What do I do with my willie!

I’ve just been looking at the VICTORIA’S SECRET swimwear collection.

I trained with the first team yesterday. Nobody said much to me. There is an air of despondency around the club. Performances have been criticised heavily in the press. Too many goalless draws. The strikers out of form. So perhaps the players had other things on their mind. Or perhaps, I thought, they were just acting naturally – self-obsessed, self-image fixated and full of their own self-serving agenda.  But at the end of the final training session when I was deliberately slow in getting changed (I hate getting naked in front of other men – I feel inadequate somehow. I suppose I need to talk about that. Another blog perhaps) they asked me did I want to go swimming. They’d even give me a ride, astonished I did not have my own Ferrari yet.

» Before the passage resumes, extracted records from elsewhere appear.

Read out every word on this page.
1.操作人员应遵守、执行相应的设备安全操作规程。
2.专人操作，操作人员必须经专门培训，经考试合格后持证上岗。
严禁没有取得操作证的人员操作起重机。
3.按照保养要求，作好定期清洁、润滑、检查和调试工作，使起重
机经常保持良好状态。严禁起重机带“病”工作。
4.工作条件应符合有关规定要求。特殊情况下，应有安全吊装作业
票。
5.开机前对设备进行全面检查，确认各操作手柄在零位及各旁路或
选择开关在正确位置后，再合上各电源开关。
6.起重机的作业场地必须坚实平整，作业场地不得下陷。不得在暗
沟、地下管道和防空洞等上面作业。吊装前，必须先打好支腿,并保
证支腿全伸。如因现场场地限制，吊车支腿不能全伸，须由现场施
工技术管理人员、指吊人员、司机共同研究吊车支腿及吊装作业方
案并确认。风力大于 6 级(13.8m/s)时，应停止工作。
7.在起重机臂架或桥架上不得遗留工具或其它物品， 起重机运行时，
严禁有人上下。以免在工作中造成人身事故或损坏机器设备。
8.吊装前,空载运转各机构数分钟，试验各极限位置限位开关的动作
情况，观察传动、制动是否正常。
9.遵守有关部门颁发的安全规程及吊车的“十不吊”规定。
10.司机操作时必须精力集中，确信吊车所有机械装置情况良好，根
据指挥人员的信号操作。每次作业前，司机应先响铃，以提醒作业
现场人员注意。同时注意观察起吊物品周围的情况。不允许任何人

Near to the Training Arena there’s a huge private Sports Club and Gym – Spartacus – it’s called. Misguidedly. The huge swimming pool is designed like a tropical isle; trees, lagoons, coconut huts, sand … and chicks! Lots of them! – who come to parade their bronze loveliness in front of the well-toned, athletic, rich football stars who shout witty bon-mots, sexpressions, and playful watchwords in their direction. Lots of expensive pretentious, café mochas, texting and sarcastic banter. Not much swimming.

I loved it.

And guess what I wanted to do? Right! Hence the VICTORIA’S SECRET trawling. Imagine just going there and reclining on a lounger and just looking beautiful. Perhaps flirting in front of my team mates. My Arabic style hair is long and suitable enough. I’m slim and can pad up. What body hair I have I can dispose of easily. There is just a tiny problem.

What the hell do I do with my WILLIE?

All the bikini bottoms I drooled over were either hipster, almost G-string, briefs or – if they were ‘shorts’ – too thin and silky. I could wear a cover all.  Over my bikini. And beautiful though they were, you would need to cross your legs all the time? To avoid displaying your bulge. The size of your bulge doesn’t actually matter. It’s the ‘angle of dwell.’ As they say in fashion parlance. Hold up a piece of cloth or a T-shirt or whatever and wiggle your tiny little finger against it. The bulge looks enormous doesn’t it?

Now there is a process called ‘Tuck ‘n Tape’. You don’t need me to explain it. YouTube is, encouragingly, full of ‘how to do’ lessons. But like many aspects of cross-dressing there a need to practice. Which I will do.

Because I want to lie on that lounger and get my team mates to look over and shout invitations at me. I shall ignore them of course. Conversation with them would likely be as dry as their current goal drought.

But why would I want to do all that? Why go through all the bother? Especially the Tuck n’ Tape! Well, I guess if I figure that out I’ll be real close to understanding my need for cross-dressing.